Suppose somebody taken at random, a Douglas Wilson, say, quoted one R.L. Dabney favorably on an issue like secular education. The quotation was accurate and true as far as it went, meaning that everything between the quotation marks was right on the money.
Christians must prepare themselves then, for the following results: All prayers, catechisms, and Bibles will ultimately be driven out of the schools . . . Humanity always finds out, sooner or later, that it cannot get on without a religion, and it will take a false one in preference to none.
R.L. Dabney, making sense in the marbled corridors of history past
Now I suspect that Anthony Bradley would rather be dead in a ditch than go along with this. He would say that Dabney, an unreconstructed Confederate, was a disgrace to evangelical and Reformed theology, no better than a Nazi, and that he should under no circumstances be platformed in any way by anybody today, even when he was saying something true. Actually, especially when he was saying something true, because impressionable types might read him on the true stuff and think that this helps to validate anything else he might have been saying, and so they proceed from accepting what he said about the impossibility of secular education to an acceptance of what he said in his Systematic Theology about the innate inferiority of redheads. Which he did in fact say. As Jackie Hill Perry might say, if she were putting daylight between herself and Dabney, and if she were here, “there’s a whole lot to say.”
Okay, so now we have ourselves a new rule, a little different than the earlier one. Actually it is the opposite of the earlier one. Now a person who says true things in one setting and outrageous things in another setting must not be listened to at all. To affirm such a person at any one point is the same thing as affirming whatever they might hold about anything else, and to quote them favorably at any one point entails one (does it not?) in all their perfidy. By this means, Anthony Bradley dispenses of me and my Dabney quotes, and good riddance says he, but doesn’t this mean that Jackie Hill Perry now needs to apologize for commending anything that came out of the mouth of that Farrakhan guy?
Sauce for the goose, as Heidegger the Nazi once put it.
But something else is going on actually. Anthony Bradley said that truth is truth. What he should have said was “tribes are tribes.” What he should have said is “teams are teams.” Whenever partisan feeling runs high, and your team is on the three-yard-line late in the fourth quarter, and you score, but then one of the refs makes a call that pulls the touchdown back, and everybody is yelling, the sentiments about the accuracy of that call is likely to be seriously divided. Different parts of the stadium see it differently. And a yelling fan might say something like “truth is truth,” just like Anthony Bradley did, but he is actually yelling the way he is because teams are teams.

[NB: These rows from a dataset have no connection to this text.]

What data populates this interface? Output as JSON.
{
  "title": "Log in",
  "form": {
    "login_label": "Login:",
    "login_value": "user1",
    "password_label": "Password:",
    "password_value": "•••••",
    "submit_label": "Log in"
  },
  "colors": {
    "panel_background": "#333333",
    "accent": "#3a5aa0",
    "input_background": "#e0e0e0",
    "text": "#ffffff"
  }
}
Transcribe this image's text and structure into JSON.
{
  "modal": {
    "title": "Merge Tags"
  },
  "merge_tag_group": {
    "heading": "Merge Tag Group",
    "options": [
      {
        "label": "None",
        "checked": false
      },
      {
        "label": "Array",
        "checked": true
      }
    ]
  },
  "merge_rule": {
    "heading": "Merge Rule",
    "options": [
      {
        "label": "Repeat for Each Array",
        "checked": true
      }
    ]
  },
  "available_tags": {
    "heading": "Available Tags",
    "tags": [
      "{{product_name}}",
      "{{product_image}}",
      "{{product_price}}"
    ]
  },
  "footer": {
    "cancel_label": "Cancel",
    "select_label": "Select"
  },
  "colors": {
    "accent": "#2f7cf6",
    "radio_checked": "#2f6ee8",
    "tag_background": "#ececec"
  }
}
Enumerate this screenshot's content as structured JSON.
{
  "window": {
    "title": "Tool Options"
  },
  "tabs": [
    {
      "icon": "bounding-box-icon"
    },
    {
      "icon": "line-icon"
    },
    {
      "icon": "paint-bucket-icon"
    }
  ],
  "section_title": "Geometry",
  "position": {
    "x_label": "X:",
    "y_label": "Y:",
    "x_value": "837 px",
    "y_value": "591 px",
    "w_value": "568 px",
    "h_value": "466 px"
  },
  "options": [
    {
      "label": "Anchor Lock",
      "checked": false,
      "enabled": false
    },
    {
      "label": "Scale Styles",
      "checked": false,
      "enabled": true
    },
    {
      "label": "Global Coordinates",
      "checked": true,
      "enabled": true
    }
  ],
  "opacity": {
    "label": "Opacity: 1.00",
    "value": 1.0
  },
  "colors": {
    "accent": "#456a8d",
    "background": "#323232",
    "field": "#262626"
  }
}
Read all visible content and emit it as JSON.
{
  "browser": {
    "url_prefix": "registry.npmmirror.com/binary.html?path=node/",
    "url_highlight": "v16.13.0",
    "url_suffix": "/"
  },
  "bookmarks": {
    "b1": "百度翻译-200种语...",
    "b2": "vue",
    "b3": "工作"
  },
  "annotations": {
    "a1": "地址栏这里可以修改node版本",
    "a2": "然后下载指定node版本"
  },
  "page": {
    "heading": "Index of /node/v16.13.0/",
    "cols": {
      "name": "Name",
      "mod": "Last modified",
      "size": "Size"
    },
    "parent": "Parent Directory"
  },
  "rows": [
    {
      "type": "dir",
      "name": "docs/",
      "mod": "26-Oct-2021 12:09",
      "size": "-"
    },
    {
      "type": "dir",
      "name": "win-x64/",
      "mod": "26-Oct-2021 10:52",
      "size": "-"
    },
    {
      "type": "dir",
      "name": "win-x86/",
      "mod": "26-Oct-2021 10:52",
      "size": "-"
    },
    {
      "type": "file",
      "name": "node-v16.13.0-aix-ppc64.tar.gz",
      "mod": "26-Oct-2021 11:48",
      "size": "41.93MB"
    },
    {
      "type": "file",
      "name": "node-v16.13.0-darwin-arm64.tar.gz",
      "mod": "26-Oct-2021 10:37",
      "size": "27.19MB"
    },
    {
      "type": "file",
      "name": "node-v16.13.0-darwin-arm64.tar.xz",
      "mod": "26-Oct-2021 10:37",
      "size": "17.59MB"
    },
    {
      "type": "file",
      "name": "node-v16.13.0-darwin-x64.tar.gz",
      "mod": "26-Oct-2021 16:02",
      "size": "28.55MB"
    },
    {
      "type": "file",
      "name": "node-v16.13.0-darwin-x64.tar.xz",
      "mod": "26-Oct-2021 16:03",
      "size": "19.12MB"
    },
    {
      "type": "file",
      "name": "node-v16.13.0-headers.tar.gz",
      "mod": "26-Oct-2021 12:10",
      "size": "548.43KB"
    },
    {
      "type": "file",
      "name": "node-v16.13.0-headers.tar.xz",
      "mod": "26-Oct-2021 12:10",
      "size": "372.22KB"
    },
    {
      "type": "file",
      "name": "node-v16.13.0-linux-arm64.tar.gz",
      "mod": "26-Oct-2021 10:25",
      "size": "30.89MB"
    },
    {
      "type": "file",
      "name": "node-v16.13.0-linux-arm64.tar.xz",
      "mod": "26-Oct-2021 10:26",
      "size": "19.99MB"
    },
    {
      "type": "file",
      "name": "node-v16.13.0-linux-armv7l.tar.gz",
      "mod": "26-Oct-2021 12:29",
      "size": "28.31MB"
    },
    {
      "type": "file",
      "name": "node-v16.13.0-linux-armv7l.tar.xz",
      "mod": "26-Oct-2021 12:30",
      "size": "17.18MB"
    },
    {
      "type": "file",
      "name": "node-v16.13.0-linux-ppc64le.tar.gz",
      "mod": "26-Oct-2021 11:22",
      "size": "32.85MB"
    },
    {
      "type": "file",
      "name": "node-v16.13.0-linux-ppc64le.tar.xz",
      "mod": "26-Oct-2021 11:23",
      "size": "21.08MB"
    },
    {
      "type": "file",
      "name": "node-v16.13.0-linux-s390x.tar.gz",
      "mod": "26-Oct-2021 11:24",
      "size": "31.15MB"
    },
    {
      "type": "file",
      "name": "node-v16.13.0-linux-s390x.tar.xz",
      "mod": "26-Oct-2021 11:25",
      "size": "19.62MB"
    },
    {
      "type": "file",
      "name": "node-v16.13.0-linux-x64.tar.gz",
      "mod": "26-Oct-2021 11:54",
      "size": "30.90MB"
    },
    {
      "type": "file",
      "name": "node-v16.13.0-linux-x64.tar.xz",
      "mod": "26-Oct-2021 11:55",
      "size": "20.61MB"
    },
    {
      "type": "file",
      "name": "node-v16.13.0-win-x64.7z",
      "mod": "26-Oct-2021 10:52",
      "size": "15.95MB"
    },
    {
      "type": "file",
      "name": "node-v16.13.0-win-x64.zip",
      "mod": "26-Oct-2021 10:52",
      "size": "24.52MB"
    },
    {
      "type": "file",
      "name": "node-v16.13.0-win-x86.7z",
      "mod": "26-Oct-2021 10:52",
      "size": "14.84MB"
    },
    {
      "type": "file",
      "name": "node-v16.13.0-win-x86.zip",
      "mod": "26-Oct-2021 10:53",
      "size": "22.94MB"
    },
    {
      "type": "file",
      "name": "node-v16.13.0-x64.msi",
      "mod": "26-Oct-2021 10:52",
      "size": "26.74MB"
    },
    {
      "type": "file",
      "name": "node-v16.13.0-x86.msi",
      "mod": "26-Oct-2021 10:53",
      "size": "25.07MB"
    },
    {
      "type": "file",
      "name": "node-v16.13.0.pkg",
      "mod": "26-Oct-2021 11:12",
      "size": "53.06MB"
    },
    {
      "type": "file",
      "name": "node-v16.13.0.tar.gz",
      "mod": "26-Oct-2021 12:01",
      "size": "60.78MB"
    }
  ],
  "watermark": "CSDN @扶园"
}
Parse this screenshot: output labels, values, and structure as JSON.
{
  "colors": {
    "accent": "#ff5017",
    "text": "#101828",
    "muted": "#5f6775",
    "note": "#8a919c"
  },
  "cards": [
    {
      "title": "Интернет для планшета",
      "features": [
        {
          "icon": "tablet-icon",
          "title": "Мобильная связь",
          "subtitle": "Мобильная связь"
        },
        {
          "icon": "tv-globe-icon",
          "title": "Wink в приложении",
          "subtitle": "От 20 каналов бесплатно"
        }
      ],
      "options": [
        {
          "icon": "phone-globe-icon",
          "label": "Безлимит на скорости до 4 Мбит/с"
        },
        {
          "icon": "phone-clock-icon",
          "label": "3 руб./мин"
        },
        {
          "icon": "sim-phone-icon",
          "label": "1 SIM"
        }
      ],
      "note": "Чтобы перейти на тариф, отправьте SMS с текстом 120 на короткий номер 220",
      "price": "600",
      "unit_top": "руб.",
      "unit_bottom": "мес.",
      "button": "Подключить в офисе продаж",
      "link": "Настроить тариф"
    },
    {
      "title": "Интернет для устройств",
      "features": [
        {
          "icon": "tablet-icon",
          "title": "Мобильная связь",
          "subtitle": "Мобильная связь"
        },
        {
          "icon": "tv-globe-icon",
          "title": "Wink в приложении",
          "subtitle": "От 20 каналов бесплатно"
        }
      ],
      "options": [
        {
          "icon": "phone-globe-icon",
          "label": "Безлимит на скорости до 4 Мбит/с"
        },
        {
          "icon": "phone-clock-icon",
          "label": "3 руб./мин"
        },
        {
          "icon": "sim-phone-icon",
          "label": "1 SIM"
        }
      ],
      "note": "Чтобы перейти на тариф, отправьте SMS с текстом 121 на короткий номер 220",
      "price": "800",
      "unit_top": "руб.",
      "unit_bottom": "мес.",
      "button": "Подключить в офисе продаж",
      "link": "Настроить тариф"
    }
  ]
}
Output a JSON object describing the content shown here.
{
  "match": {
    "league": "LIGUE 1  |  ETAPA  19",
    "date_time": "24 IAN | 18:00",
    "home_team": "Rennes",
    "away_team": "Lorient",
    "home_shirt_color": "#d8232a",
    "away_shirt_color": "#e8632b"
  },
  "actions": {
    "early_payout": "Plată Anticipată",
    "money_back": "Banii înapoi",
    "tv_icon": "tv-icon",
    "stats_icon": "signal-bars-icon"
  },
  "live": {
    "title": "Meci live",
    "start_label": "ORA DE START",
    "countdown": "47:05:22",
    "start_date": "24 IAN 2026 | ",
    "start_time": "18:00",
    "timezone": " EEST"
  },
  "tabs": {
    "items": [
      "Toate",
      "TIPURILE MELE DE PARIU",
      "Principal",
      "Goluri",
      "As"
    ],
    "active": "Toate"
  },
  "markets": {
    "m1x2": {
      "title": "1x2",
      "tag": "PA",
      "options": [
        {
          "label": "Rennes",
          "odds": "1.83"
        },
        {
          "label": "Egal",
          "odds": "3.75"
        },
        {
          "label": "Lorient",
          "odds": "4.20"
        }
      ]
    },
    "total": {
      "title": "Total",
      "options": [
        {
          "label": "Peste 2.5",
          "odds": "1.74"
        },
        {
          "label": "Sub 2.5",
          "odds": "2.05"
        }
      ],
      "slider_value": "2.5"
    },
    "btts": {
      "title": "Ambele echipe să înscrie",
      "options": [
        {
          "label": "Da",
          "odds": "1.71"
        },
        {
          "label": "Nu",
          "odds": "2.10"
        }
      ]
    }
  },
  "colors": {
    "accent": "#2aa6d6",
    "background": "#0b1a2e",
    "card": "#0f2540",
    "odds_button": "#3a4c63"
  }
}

The thing that is complicated in our day is that many of the fans in the evangelical bleachers are in the process of switching teams, switching allegiances. And so the bad call happened right when they had one fan jersey off and the other one halfway on. Now what? They can’t really appeal to team spirit simpliciter because that part is all confused now. And so they appeal to “the truth,” as though anybody is clear about what that is anymore.
So these are confusing times. Times of uncertainty. Few things are stable anymore. But despite all this, I do think that we can still say one thing with real confidence. If Jackie Hill Perry had quoted Douglas Wilson instead of Louis Farrakhan, she would have already had to apologize by now. Repeatedly. And at Anthony Bradley’s insistence.
I speak the truth here and, as we all know, truth is truth.